De la personne je ne pourrai dire grand chose, mais de l'homme de cinéma, certainement beaucoup de choses. Il est indéniable qu'il aura marqué toute une génération de cinéphiles. Ceux qui avaient à peine vingt ans comme moi au début des années 90, se souviendront pendant longtemps des Journées Cinématographiques de Carthage de 1992 et de 1994 qu'Attia a dirigées en vrai professionnel. On regarde maintenant ces années-là avec beaucoup de nostalgie. Combien de jeunes ont succombé à la magie du cinéma grâce à ces deux éditions.
Auparavant "H'mayed", comme l'appellent les plus proches, s'était confirmé comme le producteur le plus généreux et celui qui a donné au cinéma tunisien de belles oeuvres. Plus même, c'est grâce à lui que nous avons connu quelques années de gloire qui sont difficiles à retrouver.
Dès 1986, après une longue expérience sur les productions étrangères en tant qu'assistant de production, il s'engage dans l'expérience qui donnera naissance à L'Homme de cendres, premier long métrage de Nouri Bouzid qui marquera le tournant du cinéma Tunisien. Attia sera après, tout le monde vous le confirmera, derrière plusieurs grands succès de notre cinéma.

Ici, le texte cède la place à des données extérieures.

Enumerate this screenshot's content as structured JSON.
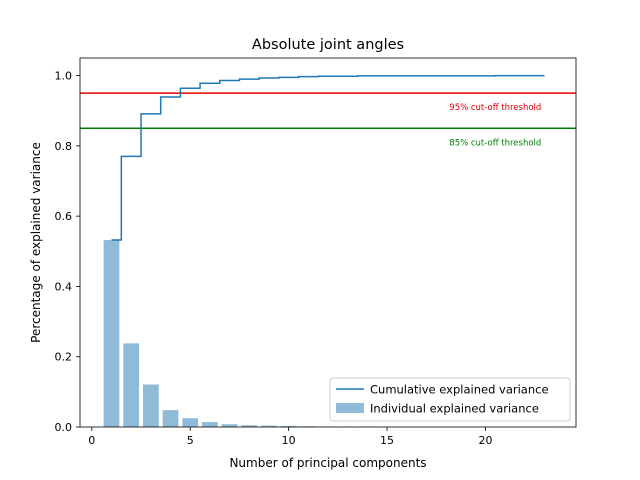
{
  "chart_data": {
    "type": "bar",
    "title": "Absolute joint angles",
    "xlabel": "Number of principal components",
    "ylabel": "Percentage of explained variance",
    "xlim": [
      -0.6,
      24.6
    ],
    "ylim": [
      0,
      1.05
    ],
    "xticks": [
      0,
      5,
      10,
      15,
      20
    ],
    "yticks": [
      0.0,
      0.2,
      0.4,
      0.6,
      0.8,
      1.0
    ],
    "xtick_labels": [
      "0",
      "5",
      "10",
      "15",
      "20"
    ],
    "ytick_labels": [
      "0.0",
      "0.2",
      "0.4",
      "0.6",
      "0.8",
      "1.0"
    ],
    "x": [
      1,
      2,
      3,
      4,
      5,
      6,
      7,
      8,
      9,
      10,
      11,
      12,
      13,
      14,
      15,
      16,
      17,
      18,
      19,
      20,
      21,
      22,
      23
    ],
    "series": [
      {
        "name": "Individual explained variance",
        "type": "bar",
        "color": "#1f77b4",
        "values": [
          0.532,
          0.238,
          0.121,
          0.048,
          0.025,
          0.014,
          0.008,
          0.005,
          0.004,
          0.003,
          0.002,
          0.001,
          0.001,
          0.001,
          0.001,
          0.0005,
          0.0005,
          0.0005,
          0.0005,
          0.0005,
          0.0005,
          0.0005,
          0.0005
        ]
      },
      {
        "name": "Cumulative explained variance",
        "type": "step",
        "color": "#1f77b4",
        "values": [
          0.532,
          0.77,
          0.891,
          0.939,
          0.964,
          0.978,
          0.986,
          0.99,
          0.993,
          0.995,
          0.997,
          0.998,
          0.998,
          0.999,
          0.999,
          0.999,
          0.999,
          0.999,
          0.999,
          0.999,
          1.0,
          1.0,
          1.0
        ]
      }
    ],
    "thresholds": [
      {
        "value": 0.95,
        "label": "95% cut-off threshold",
        "color": "#e00000"
      },
      {
        "value": 0.85,
        "label": "85% cut-off threshold",
        "color": "#008000"
      }
    ],
    "legend": {
      "placement": "lower right",
      "entries": [
        "Cumulative explained variance",
        "Individual explained variance"
      ]
    },
    "grid": false
  }
}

Il enchaînera les succès les uns après les autres portant l'image de la Tunisie vers de belles années de gloire. Certains parleront même d'âge d'or. Pendant moins d'une décennie, Cinétéléfilms, sa propre société de production, portera à l'écran quelques titres que nous ne sommes pas prêts d'oublier : Les Sabots en or, Halfaouine, l'enfant des terrasses, La Guerre du Golf et après, Les Silences du palais. Ahmed Bahaeddine Attia était l'artisan de ces grands succès aussi et celui qui permettra à des cinéastes d'émerger et d'aller le plus loin possible : Nouri Bouzid, Férid Boughédir, Moufida Tlatli.
Mais son engagement pour le cinéma ne s'est pas limité à la Tunisie. Comme il s'est battu pour que le cinéma de l'Afrique subsaharienne soit bien présent aux JCC, il s'est investi également dans la production de certains films. Po di Sangui du Guinéen Flora Gomez, à titre d'exemple, aura été le défi relevé et qui le fera reconnaître comme un vrai accompagnateur de talents. Il prenait alors avec ce film une envergure continentale parce qu'il ne reconnaissait pas les limites géographiques.
Son dernier projet était un rêve. Il travaillait sur la production de dessins animés. C'est une composante qui manque à la production d'image africaine. Le projet ne visait pas seulement la production mais aussi la formation de spécialistes du genre. Il n'avait pas seulement une ambition du simple spectacle, il a toujours voulu être un agent culturel.
Le projet de films d'animation a une portée pédagogique dans le sens où il met en valeur la Culture et l'Histoire africaines. Le premier est tunisien et reconstitue l'histoire de Carthage ; le second est consacré à la culture de l'Afrique profonde à travers le conte malien. Bref les idées n'auront pas manqué à ce producteur qui était pendant des années incontournable pour le cinéma tunisien. Il aura laissé une oeuvre qui sera incontournable pour notre histoire culturelle.
Son départ nous aura amené à prendre conscience de l'histoire de notre cinématographie qui était jeune et qui soudain paraît vieillie. Nous nous sommes habitués à côtoyer ses faiseurs. Soudain nous comprenons que le temps a passé et nous nous demandons ce que les anciennes générations ont laissé pour les nouvelles.